Mill Creek — During staff reports on Nov. 25 the Police Chief briefed council about the city’s use of Flock license-plate cameras and the limits on sharing the resulting data.
The chief said Mill Creek controls its own network and does not have a data-sharing agreement that grants federal agencies access; the city currently shares camera data only with three agencies within Snohomish County and retains contractual authority to revoke access and require indemnities for misuse. He noted that a national lookup process that had allowed broader federal access was closed to federal agencies on Aug. 25 and that Mill Creek never opened federal access. The chief said some subject-matter categories (for example, immigration and certain reproductive-rights enforcement) are excluded from permitted uses in the city's data-sharing agreement and that public-records requests for camera data are subject to the Public Records Act.

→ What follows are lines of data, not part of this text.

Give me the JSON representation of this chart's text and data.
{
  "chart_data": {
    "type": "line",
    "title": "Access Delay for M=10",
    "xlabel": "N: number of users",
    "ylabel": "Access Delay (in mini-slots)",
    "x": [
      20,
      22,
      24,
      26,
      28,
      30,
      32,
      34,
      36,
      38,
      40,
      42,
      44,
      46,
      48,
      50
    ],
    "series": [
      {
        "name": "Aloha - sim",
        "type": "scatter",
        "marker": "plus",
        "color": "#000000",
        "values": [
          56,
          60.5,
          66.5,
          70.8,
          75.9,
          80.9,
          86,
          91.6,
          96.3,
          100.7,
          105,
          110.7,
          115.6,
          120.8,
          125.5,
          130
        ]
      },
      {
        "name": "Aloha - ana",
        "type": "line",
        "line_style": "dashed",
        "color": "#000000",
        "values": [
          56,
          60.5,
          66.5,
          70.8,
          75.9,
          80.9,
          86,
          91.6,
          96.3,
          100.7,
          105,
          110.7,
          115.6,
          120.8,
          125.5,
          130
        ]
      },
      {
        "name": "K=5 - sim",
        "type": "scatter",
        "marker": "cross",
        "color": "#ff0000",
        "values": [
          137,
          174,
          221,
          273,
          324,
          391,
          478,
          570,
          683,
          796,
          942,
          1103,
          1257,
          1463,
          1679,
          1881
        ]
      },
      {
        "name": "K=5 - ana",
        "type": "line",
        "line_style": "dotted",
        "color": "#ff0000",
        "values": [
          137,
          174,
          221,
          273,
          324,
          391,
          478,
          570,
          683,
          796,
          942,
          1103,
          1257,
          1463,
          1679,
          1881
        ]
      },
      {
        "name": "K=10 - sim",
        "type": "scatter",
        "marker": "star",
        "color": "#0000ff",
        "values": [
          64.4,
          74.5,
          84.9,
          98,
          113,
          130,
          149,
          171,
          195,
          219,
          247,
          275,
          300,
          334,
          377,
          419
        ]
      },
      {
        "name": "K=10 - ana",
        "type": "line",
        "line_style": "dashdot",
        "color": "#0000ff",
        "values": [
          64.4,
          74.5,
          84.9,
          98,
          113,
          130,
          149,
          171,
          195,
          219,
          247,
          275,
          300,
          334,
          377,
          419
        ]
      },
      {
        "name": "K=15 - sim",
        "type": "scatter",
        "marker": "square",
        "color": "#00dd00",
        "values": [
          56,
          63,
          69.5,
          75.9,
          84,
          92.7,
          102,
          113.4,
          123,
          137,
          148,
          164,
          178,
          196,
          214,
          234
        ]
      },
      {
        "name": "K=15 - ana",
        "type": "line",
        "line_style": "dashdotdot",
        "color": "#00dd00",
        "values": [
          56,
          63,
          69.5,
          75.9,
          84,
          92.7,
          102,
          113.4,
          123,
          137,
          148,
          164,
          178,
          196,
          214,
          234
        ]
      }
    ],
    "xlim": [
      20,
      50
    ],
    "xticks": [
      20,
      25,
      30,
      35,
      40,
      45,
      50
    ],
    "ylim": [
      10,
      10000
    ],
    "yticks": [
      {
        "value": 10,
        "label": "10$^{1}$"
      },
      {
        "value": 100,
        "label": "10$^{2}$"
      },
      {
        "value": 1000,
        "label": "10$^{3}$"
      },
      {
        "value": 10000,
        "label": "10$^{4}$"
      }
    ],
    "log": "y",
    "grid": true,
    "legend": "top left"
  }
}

Council members pressed for greater transparency and an additional, focused council discussion in January about Flock, including cost estimates for responding to large public-records requests, disclosure policies, and the risk of downstream data-sharing by other agencies. One council member said she trusts the city’s officers but not the Flock system itself and urged a robust follow-up discussion; another councilor noted that other regional agencies had shut off federal access and reaffirmed the need for policy clarity.
What happens next: Council requested a dedicated study session in January to review the Flock program, data-sharing agreements, public-records procedures and any budgetary implications for responding to large requests. The chief said the city will continue to control sharing and can revoke access if partner agencies violate the data-sharing agreement.